L’introduzione successiva di uno strano emendamento di copertura eventuale nella misura eventuale di 400 miliardi sulla base di un accertamento, eventuale anch’esso, da parte del Ministro delle Finanze, rappresenta una singolare e preoccupante innovazione nelle procedure del Bilancio dello Stato.
L’emendamento non solo non ha fugato le nostre preoccupazioni – confrontate dalla serietà e dall’autorevolezza del Servizio Bilancio della Camera e non confutate dalla reazione infastidita del Ministro delle Finanze – ma anzi le ha in qualche modo rese più acute.
Traspare un certo disprezzo per le regole e per i principi, quasi a voler privilegiare la gestione.

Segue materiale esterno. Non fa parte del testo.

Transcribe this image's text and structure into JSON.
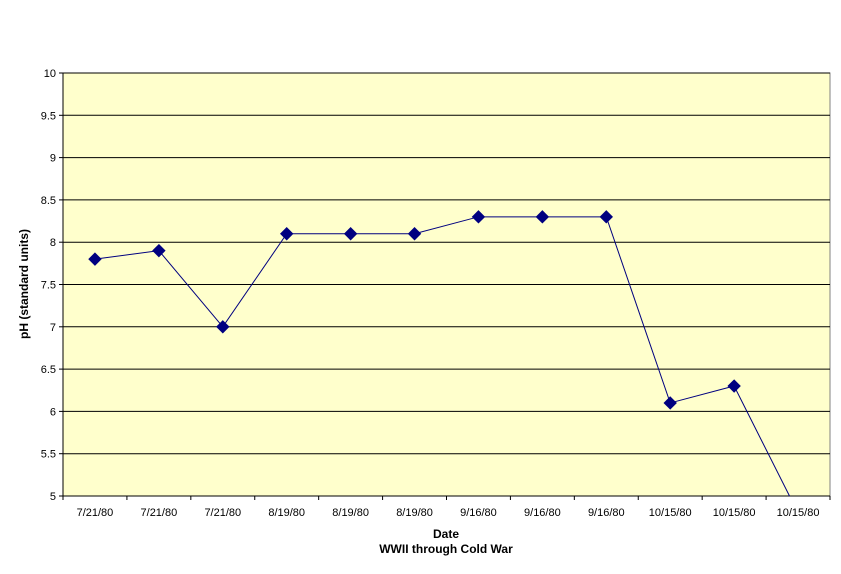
{
  "chart_data": {
    "type": "line",
    "categories": [
      "7/21/80",
      "7/21/80",
      "7/21/80",
      "8/19/80",
      "8/19/80",
      "8/19/80",
      "9/16/80",
      "9/16/80",
      "9/16/80",
      "10/15/80",
      "10/15/80",
      "10/15/80"
    ],
    "series": [
      {
        "values": [
          7.8,
          7.9,
          7.0,
          8.1,
          8.1,
          8.1,
          8.3,
          8.3,
          8.3,
          6.1,
          6.3,
          4.8
        ],
        "color": "#000080",
        "marker": "diamond",
        "line_color": "#00007f"
      }
    ],
    "xlabel": "Date",
    "subtitle": "WWII through Cold War",
    "ylabel": "pH (standard units)",
    "ylim": [
      5,
      10
    ],
    "yticks": [
      "5",
      "5.5",
      "6",
      "6.5",
      "7",
      "7.5",
      "8",
      "8.5",
      "9",
      "9.5",
      "10"
    ],
    "grid": true,
    "legend": "none",
    "plot_background": "#ffffcc"
  }
}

Noi non contestiamo la legittimità dell’onorevole Berlusconi o della sua maggioranza a governare il Paese: siamo convinti che dentro un quadro di garanzia, questo sia utile per affermare la compiutezza della nostra democrazia.
Sappiamo che la traduzione dei sogni in atti di Governo è cosa complessa e difficile e non intendiamo sottovalutare l’impegno e la determinazione che ci vengono tutti i giorni dichiarati.
Ma non permetteremo che vengano confusi i meccanismi complessi ed esigenti dello Stato di diritto con vecchie ferraglie di un antico regime.
Esistono limiti di garanzia reciproca che non giova forzare.
Il segnale che viene da questo Decreto non può essere sopravalutato: può forse essere solo un episodio, un momento.
Ma vigileremo perché non sia la spia di un sistema.
Il complesso delle vicende politiche di questi giorni ci fa sospettare che non sia solo un episodio.
Per queste ragioni i deputati del Partito popolare voteranno contro la conversione del Decreto.